During a divorce, emotions often run high. You have much at stake when it comes to the outcome, especially if you have children. You may have tried to work out your child custody with your future former spouse without going to court, but the negotiations didn’t go well.
Now, you face going to court in order to resolve the issue. How you present yourself in court will make a difference. Yes, you should dress appropriately and have your documentation together, but there is more to it than that. The court needs to see that you will put the interests of your children ahead of your own.
Avoid these mistakes
Your frustration, stress and anger could leech into the courtroom, and those emotions could cause you to make a critical mistake in your presentation. No matter how you feel about your soon-to-be ex-spouse, you need to remember that you love your children and want what’s best for them. You will need to avoid the following behaviors outside the courtroom:
- If you pay child support, don’t intentionally withhold it. That money is not for your ex-spouse, but rather, it’s for your children.
- Don’t unreasonably limit your children’s contact with the other parent when they are with you. Your children need to know that you value their relationship with the other parent and want them to remain in contact even when apart — within reason, of course.
- Don’t keep the other parent from having time with the children. Judges have heard it all, and they will know whether you are keeping your children from him or her.
- Unless the other parent is abusive in some way, or suffers from an addiction, courts don’t appreciate characterizing the other parent as “bad.” Instead, you should focus on your good points as a parent.
Your relationship with your spouse is ending, but your relationship with the father or mother of your children will never end.
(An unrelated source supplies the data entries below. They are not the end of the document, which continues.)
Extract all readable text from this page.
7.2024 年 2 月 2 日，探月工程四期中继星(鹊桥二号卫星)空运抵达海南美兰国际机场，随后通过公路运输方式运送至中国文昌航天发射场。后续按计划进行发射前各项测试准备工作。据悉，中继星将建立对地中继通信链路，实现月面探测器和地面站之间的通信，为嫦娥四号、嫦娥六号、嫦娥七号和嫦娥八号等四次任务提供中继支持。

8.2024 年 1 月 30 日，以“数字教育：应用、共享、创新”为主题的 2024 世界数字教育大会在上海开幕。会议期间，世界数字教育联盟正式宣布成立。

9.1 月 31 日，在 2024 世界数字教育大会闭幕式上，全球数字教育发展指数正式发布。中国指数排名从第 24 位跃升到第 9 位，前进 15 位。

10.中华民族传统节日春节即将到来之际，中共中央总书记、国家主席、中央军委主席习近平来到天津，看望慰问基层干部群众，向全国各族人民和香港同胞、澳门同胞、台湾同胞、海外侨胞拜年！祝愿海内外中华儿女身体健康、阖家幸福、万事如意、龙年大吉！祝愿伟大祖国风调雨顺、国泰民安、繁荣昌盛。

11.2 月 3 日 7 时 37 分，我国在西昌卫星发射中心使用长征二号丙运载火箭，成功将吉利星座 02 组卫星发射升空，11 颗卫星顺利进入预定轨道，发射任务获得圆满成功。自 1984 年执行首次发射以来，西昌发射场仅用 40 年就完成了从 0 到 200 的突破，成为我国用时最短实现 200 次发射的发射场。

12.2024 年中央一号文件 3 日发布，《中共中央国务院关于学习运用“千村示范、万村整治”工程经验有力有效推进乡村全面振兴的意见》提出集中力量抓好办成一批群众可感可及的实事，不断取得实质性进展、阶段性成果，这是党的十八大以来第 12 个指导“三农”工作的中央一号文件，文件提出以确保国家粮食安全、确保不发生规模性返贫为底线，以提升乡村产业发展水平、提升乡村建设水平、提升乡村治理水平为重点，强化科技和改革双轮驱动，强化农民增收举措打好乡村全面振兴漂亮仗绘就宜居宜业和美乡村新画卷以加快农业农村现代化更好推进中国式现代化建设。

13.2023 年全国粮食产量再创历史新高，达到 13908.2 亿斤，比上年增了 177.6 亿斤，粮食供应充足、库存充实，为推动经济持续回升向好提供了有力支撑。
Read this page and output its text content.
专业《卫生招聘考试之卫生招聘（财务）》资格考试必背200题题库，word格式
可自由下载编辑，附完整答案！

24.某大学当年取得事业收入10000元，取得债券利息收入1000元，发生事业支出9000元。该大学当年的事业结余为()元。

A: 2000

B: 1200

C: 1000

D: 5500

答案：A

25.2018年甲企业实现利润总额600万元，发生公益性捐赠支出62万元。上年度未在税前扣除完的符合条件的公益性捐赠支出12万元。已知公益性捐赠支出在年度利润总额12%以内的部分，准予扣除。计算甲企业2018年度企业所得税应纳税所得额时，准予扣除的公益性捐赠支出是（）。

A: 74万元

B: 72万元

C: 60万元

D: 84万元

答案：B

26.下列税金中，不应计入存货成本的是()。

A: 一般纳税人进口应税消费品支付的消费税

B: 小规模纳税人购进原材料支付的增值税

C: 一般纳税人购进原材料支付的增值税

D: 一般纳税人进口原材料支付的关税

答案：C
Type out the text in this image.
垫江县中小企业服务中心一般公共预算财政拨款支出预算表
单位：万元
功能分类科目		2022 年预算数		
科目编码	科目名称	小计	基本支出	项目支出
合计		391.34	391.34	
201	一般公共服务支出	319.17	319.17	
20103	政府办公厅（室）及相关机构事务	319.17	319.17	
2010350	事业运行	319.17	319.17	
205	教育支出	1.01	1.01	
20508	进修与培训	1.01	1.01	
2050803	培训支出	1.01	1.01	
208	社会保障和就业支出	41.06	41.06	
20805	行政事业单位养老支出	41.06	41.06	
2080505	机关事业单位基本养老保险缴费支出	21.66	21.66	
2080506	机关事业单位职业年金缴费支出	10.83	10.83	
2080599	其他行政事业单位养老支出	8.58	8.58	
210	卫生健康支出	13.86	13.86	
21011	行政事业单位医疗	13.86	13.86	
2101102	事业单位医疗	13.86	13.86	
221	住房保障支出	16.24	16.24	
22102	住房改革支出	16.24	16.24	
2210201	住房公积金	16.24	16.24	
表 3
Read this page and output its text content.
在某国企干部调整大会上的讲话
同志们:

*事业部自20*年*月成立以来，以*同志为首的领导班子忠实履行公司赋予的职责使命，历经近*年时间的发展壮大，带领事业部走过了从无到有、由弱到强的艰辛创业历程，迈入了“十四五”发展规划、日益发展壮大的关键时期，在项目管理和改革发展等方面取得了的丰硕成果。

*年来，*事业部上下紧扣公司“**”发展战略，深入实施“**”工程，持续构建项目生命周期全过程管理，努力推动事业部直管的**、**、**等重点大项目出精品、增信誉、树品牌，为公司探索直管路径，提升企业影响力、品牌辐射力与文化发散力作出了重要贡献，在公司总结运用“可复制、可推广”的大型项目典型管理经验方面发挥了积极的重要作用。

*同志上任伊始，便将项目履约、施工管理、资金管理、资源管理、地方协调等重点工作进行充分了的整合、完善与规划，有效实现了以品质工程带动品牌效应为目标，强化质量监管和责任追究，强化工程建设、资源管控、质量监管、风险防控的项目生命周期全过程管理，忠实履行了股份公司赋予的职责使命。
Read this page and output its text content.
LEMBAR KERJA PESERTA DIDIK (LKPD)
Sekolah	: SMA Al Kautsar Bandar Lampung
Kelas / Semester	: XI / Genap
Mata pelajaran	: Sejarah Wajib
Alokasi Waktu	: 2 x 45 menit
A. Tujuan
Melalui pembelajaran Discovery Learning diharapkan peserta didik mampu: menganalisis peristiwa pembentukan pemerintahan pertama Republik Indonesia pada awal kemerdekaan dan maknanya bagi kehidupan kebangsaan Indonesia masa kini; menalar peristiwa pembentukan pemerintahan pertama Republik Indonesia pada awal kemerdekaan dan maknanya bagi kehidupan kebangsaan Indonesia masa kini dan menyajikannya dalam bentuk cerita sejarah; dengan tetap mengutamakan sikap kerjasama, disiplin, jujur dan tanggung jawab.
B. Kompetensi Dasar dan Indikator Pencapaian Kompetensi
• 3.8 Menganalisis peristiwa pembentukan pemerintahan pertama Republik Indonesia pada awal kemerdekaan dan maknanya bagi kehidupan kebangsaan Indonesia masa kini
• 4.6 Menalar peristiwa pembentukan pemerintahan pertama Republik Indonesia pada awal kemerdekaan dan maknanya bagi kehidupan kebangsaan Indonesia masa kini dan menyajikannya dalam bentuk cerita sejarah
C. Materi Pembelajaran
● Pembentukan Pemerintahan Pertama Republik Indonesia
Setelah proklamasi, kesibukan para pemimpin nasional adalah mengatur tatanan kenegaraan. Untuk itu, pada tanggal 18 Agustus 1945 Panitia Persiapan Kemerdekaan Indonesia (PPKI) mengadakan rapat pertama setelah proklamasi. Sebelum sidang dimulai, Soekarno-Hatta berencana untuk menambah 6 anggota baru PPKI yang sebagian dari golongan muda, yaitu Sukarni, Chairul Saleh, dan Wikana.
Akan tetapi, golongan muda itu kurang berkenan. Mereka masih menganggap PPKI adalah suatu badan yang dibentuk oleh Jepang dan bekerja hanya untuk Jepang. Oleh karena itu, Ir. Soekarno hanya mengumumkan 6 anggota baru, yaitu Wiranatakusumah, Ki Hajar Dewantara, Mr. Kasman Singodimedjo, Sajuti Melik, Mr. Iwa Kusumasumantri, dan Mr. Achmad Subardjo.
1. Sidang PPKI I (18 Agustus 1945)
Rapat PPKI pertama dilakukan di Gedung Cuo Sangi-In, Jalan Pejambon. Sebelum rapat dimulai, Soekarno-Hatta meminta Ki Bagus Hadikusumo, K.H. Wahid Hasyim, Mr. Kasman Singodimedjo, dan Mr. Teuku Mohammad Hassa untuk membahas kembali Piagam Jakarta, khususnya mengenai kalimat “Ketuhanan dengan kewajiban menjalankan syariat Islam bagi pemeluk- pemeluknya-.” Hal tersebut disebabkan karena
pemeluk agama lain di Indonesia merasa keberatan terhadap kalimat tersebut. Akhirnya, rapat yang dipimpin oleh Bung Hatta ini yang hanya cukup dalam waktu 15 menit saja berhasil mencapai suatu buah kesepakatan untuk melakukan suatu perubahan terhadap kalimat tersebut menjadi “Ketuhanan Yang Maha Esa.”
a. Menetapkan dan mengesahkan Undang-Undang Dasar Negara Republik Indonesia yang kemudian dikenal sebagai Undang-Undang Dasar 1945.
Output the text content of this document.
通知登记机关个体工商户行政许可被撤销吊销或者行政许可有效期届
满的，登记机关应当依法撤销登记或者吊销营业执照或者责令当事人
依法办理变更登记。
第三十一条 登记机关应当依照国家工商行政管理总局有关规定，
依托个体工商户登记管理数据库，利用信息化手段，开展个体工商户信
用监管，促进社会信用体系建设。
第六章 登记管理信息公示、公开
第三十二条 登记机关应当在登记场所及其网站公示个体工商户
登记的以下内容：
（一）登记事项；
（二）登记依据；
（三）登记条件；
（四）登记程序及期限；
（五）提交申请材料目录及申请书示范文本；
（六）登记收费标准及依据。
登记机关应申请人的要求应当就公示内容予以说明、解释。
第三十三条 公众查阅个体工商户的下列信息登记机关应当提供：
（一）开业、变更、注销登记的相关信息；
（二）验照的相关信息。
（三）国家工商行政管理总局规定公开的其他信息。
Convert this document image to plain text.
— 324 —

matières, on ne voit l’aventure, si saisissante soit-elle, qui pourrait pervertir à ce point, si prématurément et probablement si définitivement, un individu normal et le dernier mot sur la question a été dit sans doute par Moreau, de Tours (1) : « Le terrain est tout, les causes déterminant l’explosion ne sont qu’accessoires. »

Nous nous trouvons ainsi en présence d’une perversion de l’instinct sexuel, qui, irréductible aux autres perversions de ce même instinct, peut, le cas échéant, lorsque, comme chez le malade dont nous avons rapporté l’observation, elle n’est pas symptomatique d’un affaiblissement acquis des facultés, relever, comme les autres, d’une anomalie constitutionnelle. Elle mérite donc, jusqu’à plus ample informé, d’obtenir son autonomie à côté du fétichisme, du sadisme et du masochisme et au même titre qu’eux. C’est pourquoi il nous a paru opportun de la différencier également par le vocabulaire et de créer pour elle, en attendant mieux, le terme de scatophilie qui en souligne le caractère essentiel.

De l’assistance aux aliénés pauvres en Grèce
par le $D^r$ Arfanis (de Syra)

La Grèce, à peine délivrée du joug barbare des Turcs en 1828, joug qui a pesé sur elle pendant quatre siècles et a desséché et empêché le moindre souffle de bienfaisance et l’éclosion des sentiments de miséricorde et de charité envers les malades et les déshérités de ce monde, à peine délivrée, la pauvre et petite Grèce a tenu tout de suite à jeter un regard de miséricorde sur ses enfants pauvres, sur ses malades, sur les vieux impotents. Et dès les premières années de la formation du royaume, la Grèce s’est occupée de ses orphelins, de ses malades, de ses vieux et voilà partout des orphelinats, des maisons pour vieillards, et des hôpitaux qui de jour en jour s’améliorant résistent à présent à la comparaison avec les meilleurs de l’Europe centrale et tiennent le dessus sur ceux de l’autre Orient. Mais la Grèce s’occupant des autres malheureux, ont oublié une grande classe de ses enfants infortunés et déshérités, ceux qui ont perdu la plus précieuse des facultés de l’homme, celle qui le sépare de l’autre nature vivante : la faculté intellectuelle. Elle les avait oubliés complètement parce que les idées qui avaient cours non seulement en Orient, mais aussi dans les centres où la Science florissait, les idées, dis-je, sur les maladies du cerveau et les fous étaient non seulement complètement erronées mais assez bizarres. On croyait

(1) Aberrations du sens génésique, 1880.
The actions you take before, during and after your custody hearing affect how that relationship begins. Putting aside your emotions for the sake of your children is just the start. You and your ex may never be friends, but you can be good parents to the children you both love.
Even as you focus on what is best for your children, you still need to protect your rights. Working with a family law attorney can help make that happen as he or she helps you obtain the best resolution possible for your children and you.